09.05.23

Expert comment: European Central Bank raises interest rates

Categories: Salford Business School

In response to the European Central Bank’s decision to raise interest rates by 0.25 percentage points to 3.25%, Salford Business School expert, Dr Solmaz Rohani, shares her thoughts. Dr Rohani also calls for policymakers and business leaders alike to consider the environmental impact of their decisions, including decisions around interest rates. 

“The recent decision by the European Central Bank (ECB) to raise interest rates by 0.25 percentage points to 3.25% can cause some concern among environmentalists and advocates of sustainable business practices. While the move is intended to control inflation, it may have unintended consequences for the environment.

“One of the main ways in which higher interest rates can affect the environment is through their impact on borrowing and investment decisions. When borrowing becomes more expensive, it can be challenging for individuals and companies to finance environmentally-friendly projects. This could discourage investment in green technologies or renewable energy projects, which could negatively impact their carbon footprint and environmental performance. Similarly, higher interest rates could also lead to a reduction in consumer spending, which could lead to a decrease in demand for environmentally-friendly products and services.

“Furthermore, the cost of energy may also be affected by higher interest rates. It may become more expensive for energy companies to borrow money to invest in renewable energy infrastructure, which could lead to an increase in the cost of renewable energy. This could make non-renewable energy sources more attractive, resulting in a higher carbon footprint.

“Despite these potential negative impacts, it is worth noting that the ECB has eased the pace of increase in interest rates. This may help to mitigate some of the more severe consequences of a sudden and steep interest rate hike. Moreover, policies that encourage investment in green technologies and renewable energy could help to offset some of the negative effects of rising interest rates on the environment. For example, governments could provide tax incentives or subsidies for businesses that invest in renewable energy infrastructure, or offer loans at lower interest rates for green projects.

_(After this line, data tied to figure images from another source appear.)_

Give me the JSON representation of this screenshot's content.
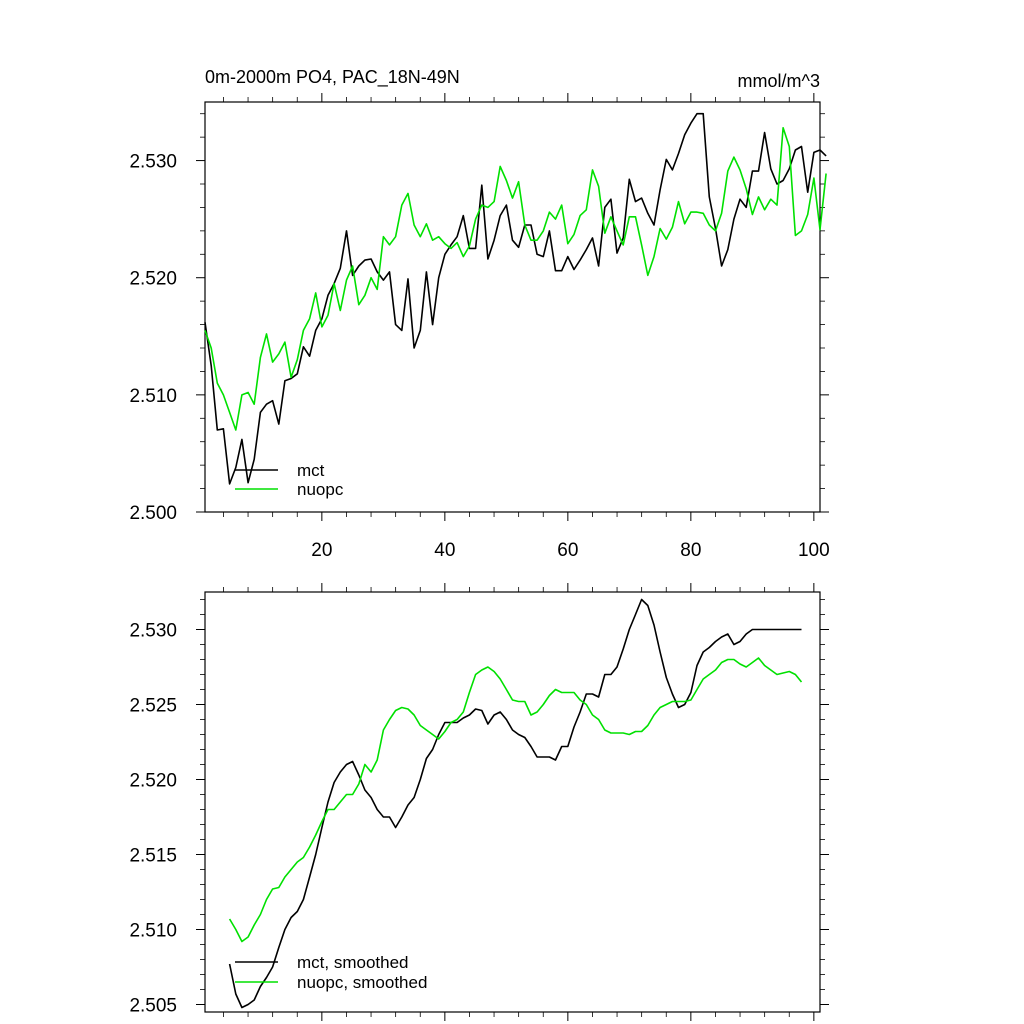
{
  "colors": {
    "mct": "#000000",
    "nuopc": "#00e000",
    "frame": "#000000"
  },
  "chart_data": [
    {
      "type": "line",
      "title": "0m-2000m PO4, PAC_18N-49N",
      "units": "mmol/m^3",
      "xlabel": "",
      "ylabel": "",
      "xlim": [
        1,
        101
      ],
      "ylim": [
        2.5,
        2.535
      ],
      "xticks": [
        20,
        40,
        60,
        80,
        100
      ],
      "xtick_labels": [
        "20",
        "40",
        "60",
        "80",
        "100"
      ],
      "yticks": [
        2.5,
        2.51,
        2.52,
        2.53
      ],
      "ytick_labels": [
        "2.500",
        "2.510",
        "2.520",
        "2.530"
      ],
      "legend": [
        "mct",
        "nuopc"
      ],
      "legend_position": "bottom-left",
      "series": [
        {
          "name": "mct",
          "color": "#000000",
          "values": [
            2.5162,
            2.5125,
            2.507,
            2.5071,
            2.5024,
            2.5038,
            2.5062,
            2.5025,
            2.5045,
            2.5085,
            2.5092,
            2.5095,
            2.5075,
            2.5112,
            2.5114,
            2.5118,
            2.5141,
            2.5133,
            2.5155,
            2.5165,
            2.5185,
            2.5195,
            2.5208,
            2.524,
            2.5202,
            2.521,
            2.5215,
            2.5216,
            2.5205,
            2.5198,
            2.5205,
            2.516,
            2.5155,
            2.5199,
            2.514,
            2.5155,
            2.5205,
            2.516,
            2.52,
            2.522,
            2.5228,
            2.5235,
            2.5253,
            2.5225,
            2.5225,
            2.5279,
            2.5216,
            2.5232,
            2.5253,
            2.5262,
            2.5232,
            2.5226,
            2.5245,
            2.5245,
            2.522,
            2.5218,
            2.524,
            2.5206,
            2.5206,
            2.5218,
            2.5207,
            2.5215,
            2.5224,
            2.5234,
            2.521,
            2.526,
            2.5267,
            2.5221,
            2.5234,
            2.5284,
            2.5265,
            2.5268,
            2.5255,
            2.5245,
            2.5275,
            2.5301,
            2.5292,
            2.5306,
            2.5322,
            2.5332,
            2.534,
            2.534,
            2.5269,
            2.5242,
            2.521,
            2.5224,
            2.525,
            2.5267,
            2.526,
            2.5291,
            2.5291,
            2.5324,
            2.5293,
            2.528,
            2.5283,
            2.5293,
            2.5309,
            2.5312,
            2.5273,
            2.5307,
            2.5309,
            2.5304
          ]
        },
        {
          "name": "nuopc",
          "color": "#00e000",
          "values": [
            2.5155,
            2.514,
            2.511,
            2.51,
            2.5085,
            2.507,
            2.51,
            2.5102,
            2.5092,
            2.5132,
            2.5152,
            2.5128,
            2.5135,
            2.5145,
            2.5115,
            2.513,
            2.5155,
            2.5165,
            2.5187,
            2.5158,
            2.5168,
            2.5195,
            2.5172,
            2.5198,
            2.521,
            2.5177,
            2.5185,
            2.52,
            2.519,
            2.5235,
            2.5228,
            2.5235,
            2.5262,
            2.5272,
            2.5245,
            2.5235,
            2.5246,
            2.5232,
            2.5235,
            2.5229,
            2.5225,
            2.523,
            2.5218,
            2.5227,
            2.525,
            2.5262,
            2.526,
            2.5265,
            2.5295,
            2.5283,
            2.5268,
            2.5282,
            2.5245,
            2.5232,
            2.5232,
            2.524,
            2.5256,
            2.525,
            2.5262,
            2.5229,
            2.5237,
            2.5253,
            2.5258,
            2.5292,
            2.5278,
            2.5238,
            2.5252,
            2.524,
            2.5228,
            2.5252,
            2.5252,
            2.5228,
            2.5202,
            2.5218,
            2.5242,
            2.5233,
            2.5243,
            2.5265,
            2.5246,
            2.5256,
            2.5256,
            2.5255,
            2.5245,
            2.524,
            2.5255,
            2.5291,
            2.5303,
            2.5292,
            2.5276,
            2.5254,
            2.5269,
            2.5258,
            2.5267,
            2.5262,
            2.5328,
            2.5312,
            2.5236,
            2.524,
            2.5254,
            2.5285,
            2.5241,
            2.5289
          ]
        }
      ]
    },
    {
      "type": "line",
      "title": "",
      "xlabel": "",
      "ylabel": "",
      "xlim": [
        1,
        101
      ],
      "ylim": [
        2.5045,
        2.5325
      ],
      "xticks": [
        20,
        40,
        60,
        80,
        100
      ],
      "xtick_labels": [],
      "yticks": [
        2.505,
        2.51,
        2.515,
        2.52,
        2.525,
        2.53
      ],
      "ytick_labels": [
        "2.505",
        "2.510",
        "2.515",
        "2.520",
        "2.525",
        "2.530"
      ],
      "legend": [
        "mct, smoothed",
        "nuopc, smoothed"
      ],
      "legend_position": "bottom-left",
      "series": [
        {
          "name": "mct, smoothed",
          "color": "#000000",
          "x": [
            5,
            6,
            7,
            8,
            9,
            10,
            11,
            12,
            13,
            14,
            15,
            16,
            17,
            18,
            19,
            20,
            21,
            22,
            23,
            24,
            25,
            26,
            27,
            28,
            29,
            30,
            31,
            32,
            33,
            34,
            35,
            36,
            37,
            38,
            39,
            40,
            41,
            42,
            43,
            44,
            45,
            46,
            47,
            48,
            49,
            50,
            51,
            52,
            53,
            54,
            55,
            56,
            57,
            58,
            59,
            60,
            61,
            62,
            63,
            64,
            65,
            66,
            67,
            68,
            69,
            70,
            71,
            72,
            73,
            74,
            75,
            76,
            77,
            78,
            79,
            80,
            81,
            82,
            83,
            84,
            85,
            86,
            87,
            88,
            89,
            90,
            91,
            92,
            93,
            94,
            95,
            96,
            97,
            98
          ],
          "values": [
            2.5077,
            2.5057,
            2.5048,
            2.505,
            2.5053,
            2.5062,
            2.5068,
            2.5075,
            2.5088,
            2.51,
            2.5108,
            2.5112,
            2.512,
            2.5135,
            2.515,
            2.5168,
            2.5185,
            2.5198,
            2.5205,
            2.521,
            2.5212,
            2.5203,
            2.5193,
            2.5188,
            2.518,
            2.5175,
            2.5175,
            2.5168,
            2.5175,
            2.5183,
            2.5188,
            2.52,
            2.5214,
            2.522,
            2.523,
            2.5238,
            2.5238,
            2.5238,
            2.5241,
            2.5243,
            2.5247,
            2.5246,
            2.5237,
            2.5243,
            2.5245,
            2.524,
            2.5233,
            2.523,
            2.5228,
            2.5222,
            2.5215,
            2.5215,
            2.5215,
            2.5213,
            2.5222,
            2.5222,
            2.5235,
            2.5245,
            2.5257,
            2.5257,
            2.5255,
            2.527,
            2.527,
            2.5275,
            2.5287,
            2.53,
            2.531,
            2.532,
            2.5316,
            2.5303,
            2.5285,
            2.5268,
            2.5257,
            2.5248,
            2.525,
            2.5258,
            2.5276,
            2.5285,
            2.5288,
            2.5292,
            2.5295,
            2.5297,
            2.529,
            2.5292,
            2.5297,
            2.53,
            2.53,
            2.53,
            2.53,
            2.53,
            2.53,
            2.53,
            2.53,
            2.53
          ]
        },
        {
          "name": "nuopc, smoothed",
          "color": "#00e000",
          "x": [
            5,
            6,
            7,
            8,
            9,
            10,
            11,
            12,
            13,
            14,
            15,
            16,
            17,
            18,
            19,
            20,
            21,
            22,
            23,
            24,
            25,
            26,
            27,
            28,
            29,
            30,
            31,
            32,
            33,
            34,
            35,
            36,
            37,
            38,
            39,
            40,
            41,
            42,
            43,
            44,
            45,
            46,
            47,
            48,
            49,
            50,
            51,
            52,
            53,
            54,
            55,
            56,
            57,
            58,
            59,
            60,
            61,
            62,
            63,
            64,
            65,
            66,
            67,
            68,
            69,
            70,
            71,
            72,
            73,
            74,
            75,
            76,
            77,
            78,
            79,
            80,
            81,
            82,
            83,
            84,
            85,
            86,
            87,
            88,
            89,
            90,
            91,
            92,
            93,
            94,
            95,
            96,
            97,
            98
          ],
          "values": [
            2.5107,
            2.51,
            2.5092,
            2.5095,
            2.5103,
            2.511,
            2.512,
            2.5127,
            2.5128,
            2.5135,
            2.514,
            2.5145,
            2.5148,
            2.5155,
            2.5163,
            2.5172,
            2.518,
            2.518,
            2.5185,
            2.519,
            2.519,
            2.5197,
            2.521,
            2.5205,
            2.5213,
            2.5233,
            2.524,
            2.5246,
            2.5248,
            2.5247,
            2.5243,
            2.5236,
            2.5233,
            2.523,
            2.5227,
            2.5232,
            2.5238,
            2.524,
            2.5245,
            2.5258,
            2.527,
            2.5273,
            2.5275,
            2.5272,
            2.5267,
            2.526,
            2.5253,
            2.5252,
            2.5252,
            2.5243,
            2.5245,
            2.525,
            2.5256,
            2.526,
            2.5258,
            2.5258,
            2.5258,
            2.5253,
            2.525,
            2.5243,
            2.524,
            2.5233,
            2.5231,
            2.5231,
            2.5231,
            2.523,
            2.5232,
            2.5232,
            2.5236,
            2.5243,
            2.5248,
            2.525,
            2.5252,
            2.5252,
            2.5252,
            2.5253,
            2.526,
            2.5267,
            2.527,
            2.5273,
            2.5278,
            2.528,
            2.528,
            2.5277,
            2.5275,
            2.5278,
            2.5281,
            2.5276,
            2.5273,
            2.527,
            2.5271,
            2.5272,
            2.527,
            2.5265
          ]
        }
      ]
    }
  ]
}
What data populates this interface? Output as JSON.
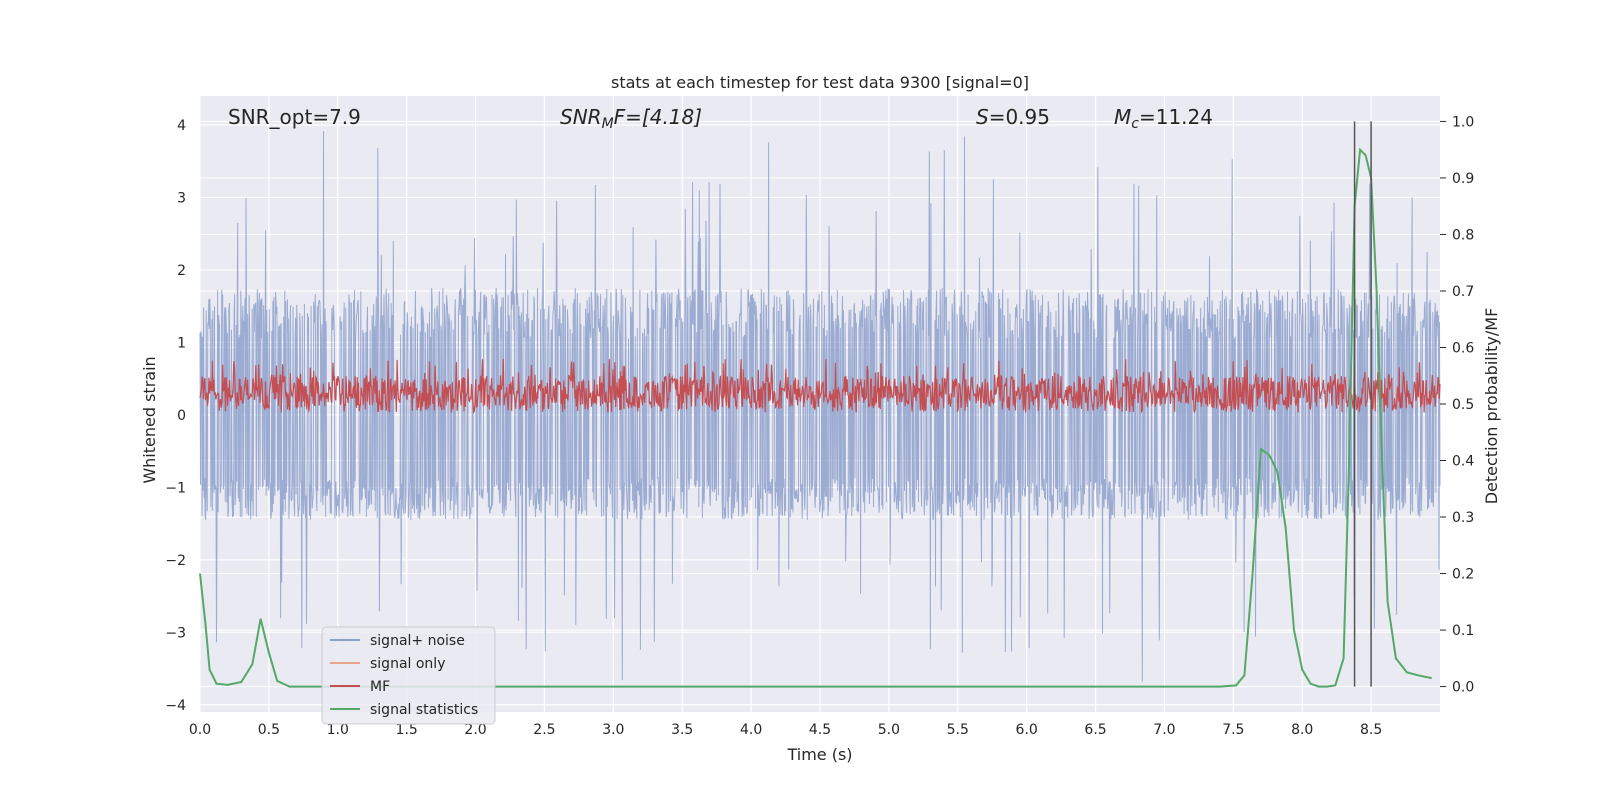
{
  "chart_data": {
    "type": "line",
    "title": "stats at each timestep for test data 9300 [signal=0]",
    "xlabel": "Time (s)",
    "ylabel_left": "Whitened strain",
    "ylabel_right": "Detection probability/MF",
    "xlim": [
      0.0,
      9.0
    ],
    "ylim_left": [
      -4.1,
      4.4
    ],
    "ylim_right": [
      -0.045,
      1.045
    ],
    "x_ticks": [
      "0.0",
      "0.5",
      "1.0",
      "1.5",
      "2.0",
      "2.5",
      "3.0",
      "3.5",
      "4.0",
      "4.5",
      "5.0",
      "5.5",
      "6.0",
      "6.5",
      "7.0",
      "7.5",
      "8.0",
      "8.5"
    ],
    "y_ticks_left": [
      "−4",
      "−3",
      "−2",
      "−1",
      "0",
      "1",
      "2",
      "3",
      "4"
    ],
    "y_ticks_right": [
      "0.0",
      "0.1",
      "0.2",
      "0.3",
      "0.4",
      "0.5",
      "0.6",
      "0.7",
      "0.8",
      "0.9",
      "1.0"
    ],
    "grid": true,
    "annotations": {
      "snr_opt": "SNR_opt=7.9",
      "snr_mf_sym": "SNR",
      "snr_mf_sub": "M",
      "snr_mf_rest": "F=[4.18]",
      "s_sym": "S",
      "s_rest": "=0.95",
      "mc_sym": "M",
      "mc_sub": "c",
      "mc_rest": "=11.24"
    },
    "legend": {
      "position": "lower-left",
      "entries": [
        {
          "label": "signal+ noise",
          "color": "#8da0cb"
        },
        {
          "label": "signal only",
          "color": "#e8a58a"
        },
        {
          "label": "MF",
          "color": "#c44e52"
        },
        {
          "label": "signal statistics",
          "color": "#55a868"
        }
      ]
    },
    "series": [
      {
        "name": "signal+ noise",
        "axis": "left",
        "style": "noise",
        "color": "#8da0cb",
        "envelope": {
          "typical_max": 1.75,
          "typical_min": -1.45,
          "peak_max": 4.0,
          "peak_min": -3.7
        }
      },
      {
        "name": "MF",
        "axis": "right",
        "style": "noise",
        "color": "#c44e52",
        "envelope": {
          "baseline": 0.5,
          "typical_max": 0.55,
          "typical_min": 0.49,
          "peak_max": 0.58,
          "peak_min": 0.485
        }
      },
      {
        "name": "signal statistics",
        "axis": "right",
        "color": "#55a868",
        "x": [
          0.0,
          0.04,
          0.07,
          0.12,
          0.2,
          0.3,
          0.38,
          0.44,
          0.5,
          0.56,
          0.65,
          1.0,
          2.0,
          3.0,
          4.0,
          5.0,
          6.0,
          7.0,
          7.4,
          7.52,
          7.58,
          7.64,
          7.7,
          7.76,
          7.82,
          7.88,
          7.94,
          8.0,
          8.06,
          8.12,
          8.18,
          8.24,
          8.3,
          8.34,
          8.38,
          8.42,
          8.46,
          8.5,
          8.54,
          8.58,
          8.62,
          8.68,
          8.76,
          8.84,
          8.94
        ],
        "values": [
          0.2,
          0.11,
          0.03,
          0.005,
          0.003,
          0.008,
          0.04,
          0.12,
          0.06,
          0.01,
          0.0,
          0.0,
          0.0,
          0.0,
          0.0,
          0.0,
          0.0,
          0.0,
          0.0,
          0.002,
          0.02,
          0.2,
          0.42,
          0.41,
          0.38,
          0.28,
          0.1,
          0.03,
          0.005,
          0.0,
          0.0,
          0.002,
          0.05,
          0.4,
          0.85,
          0.95,
          0.94,
          0.9,
          0.7,
          0.4,
          0.15,
          0.05,
          0.025,
          0.02,
          0.015
        ]
      }
    ],
    "vertical_lines": [
      {
        "x": 8.38,
        "y_right": [
          0.0,
          1.0
        ],
        "color": "#555555"
      },
      {
        "x": 8.5,
        "y_right": [
          0.0,
          1.0
        ],
        "color": "#555555"
      }
    ]
  }
}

“In the long run, sustainable business practices are essential for protecting the environment and ensuring a prosperous future for generations to come. Therefore, it is crucial that policymakers and business leaders alike consider the environmental impact of their decisions, including decisions around interest rates. By balancing the need to control inflation with the need to protect the environment, we can create a more sustainable future for all.”